Le Pavillon du Calife

Le Pavillon du Calife, ou Almanzor et Zobéïde, opéra en deux actes, paroles de M. ** [Després, Deschamps et Morel Chedeville], musique de M. Daleyrac ; 28 germinal an 12 [18 avril 1804].

Théâtre de l’Opéra.

Titre :

Pavillon du calife (le), ou Almanzor et Zobéïde

Genre

opéra

Nombre d'actes :

2

Vers ou prose ,

en vers

Musique :

oui

Date de création :

28 germinal an XII (18 avril 1804)

Théâtre :

Théâtre de l’Opéra

Auteur(s) des paroles :

Després, Deschamps et Morel Chedeville

Compositeur(s) :

Dalayrac

Almanach des Muses 1805

Almanzor, calife de Bagdad, déguisé une nuit en pêcheur, a forcé des brigands à se dessaisir de Zobeïde, fille d'un de ses sujets, que le grand vizir a fait proscrire sur un rapport infidèle. Le Calife veut la revoir. Accompagné de son grand vizir, déguisé comme lui en pêcheur, il sort de Bagdad pour la chercher et la retrouve dans un pavillon de ses jardins. Cependant le concierge, qui n'a jamais vu son maître, prépare un repas splendide afin de plaire à Zobeïde dont il est épris. Almanzor et son vizir se présentent à lui ; et sont admis à sa table : mais un billet que le Calife a donné à ce concierge pour le patron de la barque qui les a amenés, change la face des choses. Tous les gardes, les esclaves, les odalisques, se réunissent en un moment, et Almanzor, après s'être fait reconnaître, offre sa main et son trône à Zobeïde.

Peu d'intérêt, de jolis tableaux, musique agréable.

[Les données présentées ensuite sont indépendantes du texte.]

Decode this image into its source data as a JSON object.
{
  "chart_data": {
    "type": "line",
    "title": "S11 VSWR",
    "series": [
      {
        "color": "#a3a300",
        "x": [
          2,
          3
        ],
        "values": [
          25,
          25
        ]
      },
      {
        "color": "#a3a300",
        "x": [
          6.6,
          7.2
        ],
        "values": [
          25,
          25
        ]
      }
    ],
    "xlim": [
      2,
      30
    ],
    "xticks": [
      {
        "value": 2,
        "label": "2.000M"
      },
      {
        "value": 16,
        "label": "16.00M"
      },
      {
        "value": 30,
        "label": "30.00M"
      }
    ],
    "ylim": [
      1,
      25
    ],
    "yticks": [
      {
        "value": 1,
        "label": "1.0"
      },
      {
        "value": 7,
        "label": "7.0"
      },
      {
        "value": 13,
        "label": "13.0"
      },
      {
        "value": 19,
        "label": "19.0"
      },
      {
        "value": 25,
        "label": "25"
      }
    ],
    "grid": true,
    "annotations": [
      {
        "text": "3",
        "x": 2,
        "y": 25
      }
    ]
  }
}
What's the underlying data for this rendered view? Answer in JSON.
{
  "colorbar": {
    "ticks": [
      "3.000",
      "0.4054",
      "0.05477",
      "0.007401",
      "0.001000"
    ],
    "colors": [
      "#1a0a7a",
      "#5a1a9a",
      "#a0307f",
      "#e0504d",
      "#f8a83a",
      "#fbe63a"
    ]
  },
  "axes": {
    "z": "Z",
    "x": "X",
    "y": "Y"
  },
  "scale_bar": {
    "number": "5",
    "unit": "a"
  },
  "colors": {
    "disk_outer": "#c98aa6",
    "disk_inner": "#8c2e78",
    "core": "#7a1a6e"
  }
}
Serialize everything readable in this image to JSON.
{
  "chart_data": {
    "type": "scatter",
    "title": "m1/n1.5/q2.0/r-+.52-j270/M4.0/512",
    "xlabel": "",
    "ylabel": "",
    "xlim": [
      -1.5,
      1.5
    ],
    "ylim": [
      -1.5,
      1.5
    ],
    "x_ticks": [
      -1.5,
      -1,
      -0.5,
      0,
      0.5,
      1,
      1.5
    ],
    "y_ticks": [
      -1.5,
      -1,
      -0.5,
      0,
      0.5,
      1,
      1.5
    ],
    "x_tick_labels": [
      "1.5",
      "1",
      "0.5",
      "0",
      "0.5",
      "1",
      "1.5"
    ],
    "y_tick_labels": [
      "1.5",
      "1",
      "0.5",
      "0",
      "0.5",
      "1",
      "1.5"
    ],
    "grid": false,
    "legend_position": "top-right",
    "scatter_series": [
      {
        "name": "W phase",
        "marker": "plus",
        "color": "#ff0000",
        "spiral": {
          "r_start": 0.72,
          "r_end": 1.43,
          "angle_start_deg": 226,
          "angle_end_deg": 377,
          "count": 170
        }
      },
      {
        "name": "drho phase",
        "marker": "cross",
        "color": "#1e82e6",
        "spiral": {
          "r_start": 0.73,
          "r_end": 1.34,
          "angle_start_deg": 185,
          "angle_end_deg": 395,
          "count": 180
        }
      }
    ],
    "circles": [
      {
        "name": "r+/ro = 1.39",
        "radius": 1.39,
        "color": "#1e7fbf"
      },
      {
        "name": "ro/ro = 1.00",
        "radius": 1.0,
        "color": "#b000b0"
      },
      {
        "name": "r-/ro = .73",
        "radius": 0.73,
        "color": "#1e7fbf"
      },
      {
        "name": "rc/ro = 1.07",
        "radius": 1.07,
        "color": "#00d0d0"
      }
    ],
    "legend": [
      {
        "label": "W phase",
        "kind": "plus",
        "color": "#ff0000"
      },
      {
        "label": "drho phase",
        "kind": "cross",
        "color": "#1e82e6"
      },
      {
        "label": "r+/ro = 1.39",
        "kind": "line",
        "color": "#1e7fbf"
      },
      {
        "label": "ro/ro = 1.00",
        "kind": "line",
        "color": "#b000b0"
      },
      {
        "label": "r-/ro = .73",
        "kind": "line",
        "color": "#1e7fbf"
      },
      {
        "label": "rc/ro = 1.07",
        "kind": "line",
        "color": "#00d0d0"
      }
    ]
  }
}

Les auteurs, d'après l'Histoire critique et littéraire des Théâtres de Paris, de Chaalons d'Argé, année 1822, p. 286, sont Després, Deschamps et Morel Chedeville, musique de Dalayrac. La pièce aurait connu un échec retentissant (Castil-Blaze dit qu'elle a été arrêtée après sa quatrième représentation), au point que Dalayrac aurait demandé à Pixérécourt de faire un livret pour sa partition, qui valait mieux que le texte des trois auteurs. Plusieurs années après, et après la mort de Dalayrac, en 1822, Pixérécourt a fait représenter le Pavillon des Fleurs ou les Pécheurs de Grenade.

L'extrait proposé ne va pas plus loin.